Bleib einfach eine Weile dort.
Ruh dich aus.
Familientherapie
Mahlzeiten für Mütter
In seiner Stimme lag keine Wärme oder Fürsorge.
Ich spürte, wohin er mich bringen wollte.
Aber ich ging mit.
Weil er mein Kind war.
Wir fuhren lange.
Immer weiter weg von der Stadt.
Irgendwann hielt er an.
Eine verlassene Straße.
Keine Häuser, keine Menschen.
Nur Sand und Wind.
— Steig aus, sagte er.
Ich stieg aus.
Er schaute mir nicht in die Augen.
Schloss schweigend die Tür und fuhr davon, ließ mich mitten im Nirgendwo zurück.
Damals hätte ich mir nicht vorstellen können, dass nur einen Monat später mein Sohn zurückkommt und um Verzeihung bittet. Aber wer braucht die jetzt noch? Meine Geschichte teile ich im ersten Kommentar und hoffe auf eure Unterstützung.
Ich stand da, ungläubig.
Es fühlte sich an, als wäre mir das Herz herausgerissen worden.
Ich schrie nicht.
Die Tränen kamen nicht einmal.
Es gab nur Stille und Schmerz.
Ich wusste nicht, wohin ich gehen sollte.

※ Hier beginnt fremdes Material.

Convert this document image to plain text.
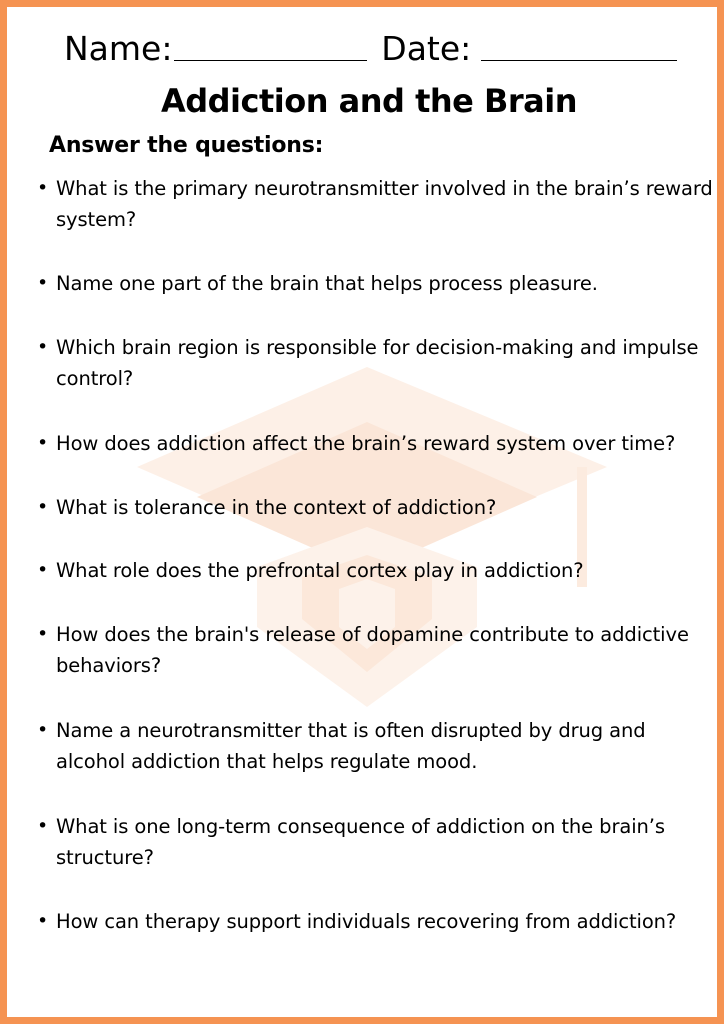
Name:	Date:
Addiction and the Brain
Answer the questions:
• What is the primary neurotransmitter involved in the brain’s reward system?
• Name one part of the brain that helps process pleasure.
• Which brain region is responsible for decision-making and impulse control?
• How does addiction affect the brain’s reward system over time?
• What is tolerance in the context of addiction?
• What role does the prefrontal cortex play in addiction?
• How does the brain's release of dopamine contribute to addictive behaviors?
• Name a neurotransmitter that is often disrupted by drug and alcohol addiction that helps regulate mood.
• What is one long-term consequence of addiction on the brain’s structure?
• How can therapy support individuals recovering from addiction?
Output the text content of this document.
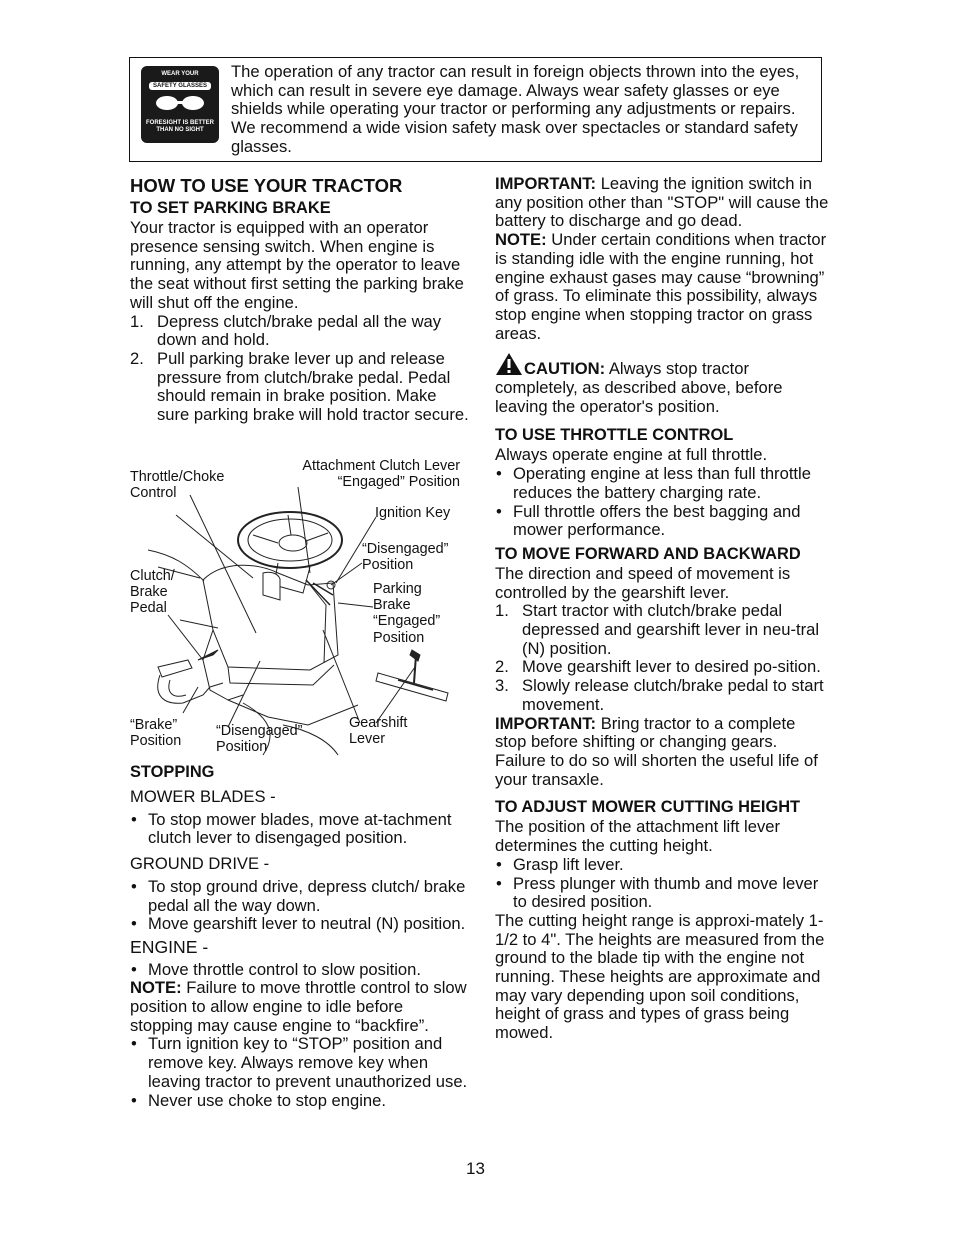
WEAR YOUR
SAFETY GLASSES
FORESIGHT IS BETTER
THAN NO SIGHT
The operation of any tractor can result in foreign objects thrown into the eyes, which can result in severe eye damage. Always wear safety glasses or eye shields while operating your tractor or performing any adjustments or repairs. We recommend a wide vision safety mask over spectacles or standard safety glasses.
HOW TO USE YOUR TRACTOR
TO SET PARKING BRAKE

Your tractor is equipped with an operator presence sensing switch. When engine is running, any attempt by the operator to leave the seat without first setting the parking brake will shut off the engine.

1. Depress clutch/brake pedal all the way down and hold.
2. Pull parking brake lever up and release pressure from clutch/brake pedal. Pedal should remain in brake position. Make sure parking brake will hold tractor secure.
Throttle/Choke
Control
Attachment Clutch Lever
“Engaged” Position
Ignition Key
“Disengaged”
Position
Clutch/
Brake
Pedal
Parking
Brake
“Engaged”
Position
“Brake”
Position
“Disengaged”
Position
Gearshift
Lever
STOPPING

MOWER BLADES -

• To stop mower blades, move at-tachment clutch lever to disengaged position.

GROUND DRIVE -

• To stop ground drive, depress clutch/ brake pedal all the way down.
• Move gearshift lever to neutral (N) position.

ENGINE -

• Move throttle control to slow position.

NOTE: Failure to move throttle control to slow position to allow engine to idle before stopping may cause engine to “backfire”.

• Turn ignition key to “STOP” position and remove key. Always remove key when leaving tractor to prevent unauthorized use.
• Never use choke to stop engine.

IMPORTANT: Leaving the ignition switch in any position other than "STOP" will cause the battery to discharge and go dead.

NOTE: Under certain conditions when tractor is standing idle with the engine running, hot engine exhaust gases may cause “browning” of grass. To eliminate this possibility, always stop engine when stopping tractor on grass areas.

CAUTION: Always stop tractor completely, as described above, before leaving the operator's position.

TO USE THROTTLE CONTROL

Always operate engine at full throttle.

• Operating engine at less than full throttle reduces the battery charging rate.
• Full throttle offers the best bagging and mower performance.
TO MOVE FORWARD AND BACKWARD

The direction and speed of movement is controlled by the gearshift lever.

1. Start tractor with clutch/brake pedal depressed and gearshift lever in neu-tral (N) position.
2. Move gearshift lever to desired po-sition.
3. Slowly release clutch/brake pedal to start movement.

IMPORTANT: Bring tractor to a complete stop before shifting or changing gears. Failure to do so will shorten the useful life of your transaxle.

TO ADJUST MOWER CUTTING HEIGHT

The position of the attachment lift lever determines the cutting height.

• Grasp lift lever.
• Press plunger with thumb and move lever to desired position.

The cutting height range is approxi-mately 1-1/2 to 4". The heights are measured from the ground to the blade tip with the engine not running. These heights are approximate and may vary depending upon soil conditions, height of grass and types of grass being mowed.

13
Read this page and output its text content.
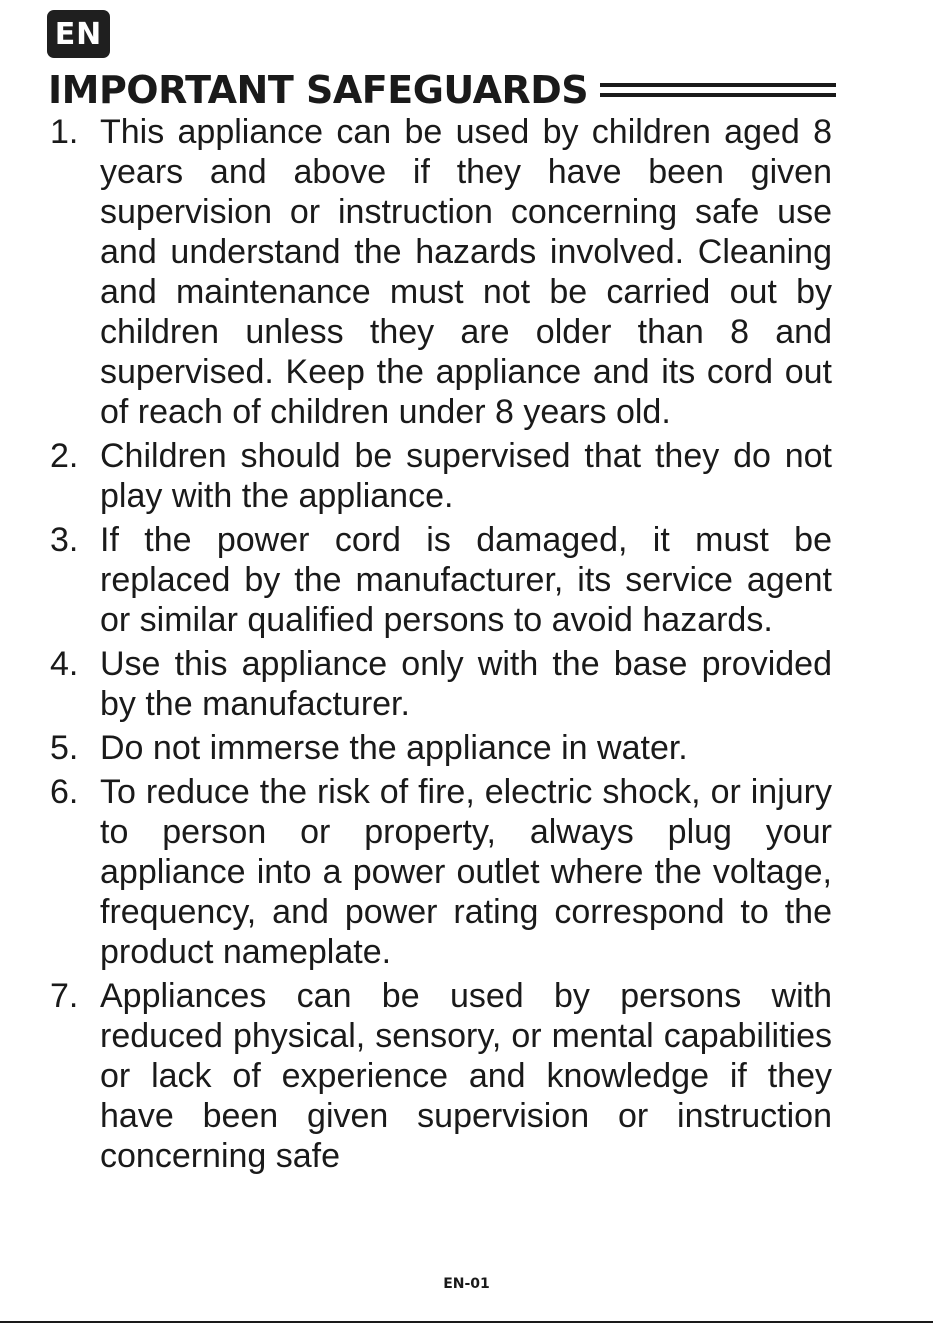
EN
IMPORTANT SAFEGUARDS
1. This appliance can be used by children aged 8 years and above if they have been given supervision or instruction concerning safe use and understand the hazards involved. Cleaning and maintenance must not be carried out by children unless they are older than 8 and supervised. Keep the appliance and its cord out of reach of children under 8 years old.
2. Children should be supervised that they do not play with the appliance.
3. If the power cord is damaged, it must be replaced by the manufacturer, its service agent or similar qualified persons to avoid hazards.
4. Use this appliance only with the base provided by the manufacturer.
5. Do not immerse the appliance in water.
6. To reduce the risk of fire, electric shock, or injury to person or property, always plug your appliance into a power outlet where the voltage, frequency, and power rating correspond to the product nameplate.
7. Appliances can be used by persons with reduced physical, sensory, or mental capabilities or lack of experience and knowledge if they have been given supervision or instruction concerning safe
EN-01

Ich wusste nicht, wie ich weitermachen sollte.
Ich stand einfach nur da und betete, aus diesem Albtraum aufzuwachen.
Ein entfernter Verwandter holte mich ab.
Er lebte allein in einem Dorf und gab mir Zuflucht.
Ich rief meinen Sohn nicht an.
Ich wollte seine Stimme nicht hören.
Ein Monat verging.
Und dann — kam er.
Er kniete vor mir, weinte wie ein Kind.
Es stellte sich heraus, dass seine Freundin ihn betrogen hatte.
Sie hatte ihn mit seinem Freund betrogen.
Fast ihr ganzes Geld vom gemeinsamen Konto gestohlen.
War weggelaufen.
Hat ihn mit Schulden und Scham zurückgelassen.
Er sagte, als er mich rauswarf, dachte er, er tue das Richtige.
Dass er ein „neues Leben“ aufbaue.
Doch in Wahrheit zerstörte er alles.
Er bat um Verzeihung.
Er küsste meine Hände.
Seine Tränen liefen ihm die Wangen hinab.
— Mama, vergib mir… Ich habe vergessen, wer mich wirklich liebt.
Und ich schaute ihn nur an und dachte:
Brauche ich diese Verzeihung überhaupt noch?